There’s a way in which it contradicts itself. The intimacy of the extreme and extremely graphic close up with the bracelet dangling from the wrist–at once both private (an intimate document) and public (a jewelry advert). There’s the way the hand on the left hand on the leg can be seen bracing with an implicit violence to administer greater force or a calming/reassuring means of facilitating connection through an intense physical experience.

Carter SmithAn Oost (2001)

As fascinated as I am by the transgressive, I’m put off by cultivated hedonism.

It’s not even that I have a problem with pleasure for pleasure’s sake–after all everything in moderation up to an including moderation itself.

But, being an alcohol dependent individual, I’ve learned the middle way is better than the escalating risk/consequence cycle.

Sure, it was great when I was a twenty-something. The strange magic whereby no matter how late I’d been up binge drinking the night before, by noon I was right as rain.

As I’ve gotten older, over-indulging has increasingly long range effects that I simply can’t tolerate. However, I can’t stop drinking. Beyond the fact that I drink as a means of self-medication, I chase this permeability. A sort of running up to edge and dangling as much of my body into the chasm as I can without falling.

Part of the motivation is because I’m damaged goods. Or, a truer way of saying it: so much of what I’ve felt so strongly all my life–contrary to logic or any authentic personal experience–resonates with this image. I drink because every once in a while, if the moon’s in the right house, I remember what it’s like to feel physically present and entirely permeable with another person.

Patricija StepanovicUntitled from Skin series (2011)

As far as creativity goes, I feel as if there’s the person who is unflappably driven. Who sets out in one direction and plows ahead without looking back. The instinct motivating such single-mindedness doesn’t necessarily make someone a good image maker. But it does seem to improve the odds.

Stepanovic is decidedly not one of those single-minded obsessives. She’s more a chameleon–shifting styles and genres on a dime. (The only consistent facet of her work seems to be her favoring the milky texture that comes from soft-focus and underexposure.

I won’t go as far as to say I dislike her work–there’s only a handful of folks whose work I’ll openly call out as bad–but it’s largely uneven, obviously derivative (ex.

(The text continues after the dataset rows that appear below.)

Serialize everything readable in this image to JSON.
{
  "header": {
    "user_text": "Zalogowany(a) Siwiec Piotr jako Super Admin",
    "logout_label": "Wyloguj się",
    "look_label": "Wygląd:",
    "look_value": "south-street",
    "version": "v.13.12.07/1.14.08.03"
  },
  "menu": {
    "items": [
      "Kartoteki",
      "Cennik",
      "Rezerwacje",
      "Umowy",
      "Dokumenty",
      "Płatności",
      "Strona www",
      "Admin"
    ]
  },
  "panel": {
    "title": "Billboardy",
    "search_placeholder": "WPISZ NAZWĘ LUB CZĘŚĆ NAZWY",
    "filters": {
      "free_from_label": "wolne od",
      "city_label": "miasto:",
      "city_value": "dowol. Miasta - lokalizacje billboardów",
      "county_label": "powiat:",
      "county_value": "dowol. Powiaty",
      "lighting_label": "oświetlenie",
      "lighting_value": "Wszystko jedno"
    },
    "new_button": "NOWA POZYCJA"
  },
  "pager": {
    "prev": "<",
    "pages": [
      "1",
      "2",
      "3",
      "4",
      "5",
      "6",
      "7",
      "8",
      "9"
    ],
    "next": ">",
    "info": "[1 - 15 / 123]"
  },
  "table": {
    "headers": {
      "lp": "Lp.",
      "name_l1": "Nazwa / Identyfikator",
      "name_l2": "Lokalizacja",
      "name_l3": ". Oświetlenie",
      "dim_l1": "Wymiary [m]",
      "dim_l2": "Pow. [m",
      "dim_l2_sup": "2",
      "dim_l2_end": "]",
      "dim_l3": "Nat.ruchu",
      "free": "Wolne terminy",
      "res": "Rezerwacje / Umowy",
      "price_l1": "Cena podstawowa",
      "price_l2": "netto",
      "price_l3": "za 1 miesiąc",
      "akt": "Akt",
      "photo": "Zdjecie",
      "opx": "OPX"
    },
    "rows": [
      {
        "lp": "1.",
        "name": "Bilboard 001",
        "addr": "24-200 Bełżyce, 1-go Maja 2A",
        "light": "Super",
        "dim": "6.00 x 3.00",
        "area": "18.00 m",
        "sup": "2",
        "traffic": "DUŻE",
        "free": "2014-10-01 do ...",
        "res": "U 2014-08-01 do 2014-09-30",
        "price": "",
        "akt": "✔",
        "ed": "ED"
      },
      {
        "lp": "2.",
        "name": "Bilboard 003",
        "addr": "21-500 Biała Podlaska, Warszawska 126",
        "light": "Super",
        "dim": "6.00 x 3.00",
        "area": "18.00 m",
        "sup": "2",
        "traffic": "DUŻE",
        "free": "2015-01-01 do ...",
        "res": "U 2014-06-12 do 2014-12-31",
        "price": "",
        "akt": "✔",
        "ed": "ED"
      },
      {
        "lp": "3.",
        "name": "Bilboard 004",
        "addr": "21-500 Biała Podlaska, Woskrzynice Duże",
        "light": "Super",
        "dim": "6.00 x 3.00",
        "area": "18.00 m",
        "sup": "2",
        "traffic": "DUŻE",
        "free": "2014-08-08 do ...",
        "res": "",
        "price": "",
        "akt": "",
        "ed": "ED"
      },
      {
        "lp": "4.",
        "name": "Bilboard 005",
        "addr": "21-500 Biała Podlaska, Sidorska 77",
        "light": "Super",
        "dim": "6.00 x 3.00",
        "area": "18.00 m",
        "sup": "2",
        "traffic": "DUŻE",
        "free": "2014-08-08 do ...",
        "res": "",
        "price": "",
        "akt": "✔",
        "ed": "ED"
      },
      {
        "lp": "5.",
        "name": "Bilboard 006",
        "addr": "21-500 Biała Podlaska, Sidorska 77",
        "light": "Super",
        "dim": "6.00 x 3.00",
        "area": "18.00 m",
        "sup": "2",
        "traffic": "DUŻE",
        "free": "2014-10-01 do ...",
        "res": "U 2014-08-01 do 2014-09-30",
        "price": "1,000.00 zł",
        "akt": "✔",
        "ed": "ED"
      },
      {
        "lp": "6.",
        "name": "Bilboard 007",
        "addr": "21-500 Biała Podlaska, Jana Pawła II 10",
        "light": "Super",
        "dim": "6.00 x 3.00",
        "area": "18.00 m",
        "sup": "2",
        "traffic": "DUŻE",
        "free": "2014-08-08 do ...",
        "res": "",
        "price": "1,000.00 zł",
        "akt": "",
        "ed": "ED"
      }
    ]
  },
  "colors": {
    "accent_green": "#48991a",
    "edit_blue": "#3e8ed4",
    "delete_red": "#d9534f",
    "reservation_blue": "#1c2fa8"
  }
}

Stepanovic | Arcila) and maybe even a little sad.

I say sad because the above image was one of her earlier efforts. It demonstrates an eye that although not strong has a certain precociousness for the tenuousness of an ephemeral moment. It’s also extremely creative. Usually blinds like these–besides being annoying–are employed towards a more film noir reminiscent end. This tosses the usual playbook and instead uses them as an innovative backdrop. (This same creativity manifests in much of the rest of the work, only more often than not it skews towards executing something that’s already been done and the result achieves strikingly less effect the the original.)

I’m not interested in self-conscious homage to artistic heroes. But I am interested in Stepanovic’s personal vision. The few times it slips through it outshines the rest of the work like the midday sun next to a candle. Thus, I know it’s in there somewhere. It’s just not all that present in the work. And that’s a crying shame.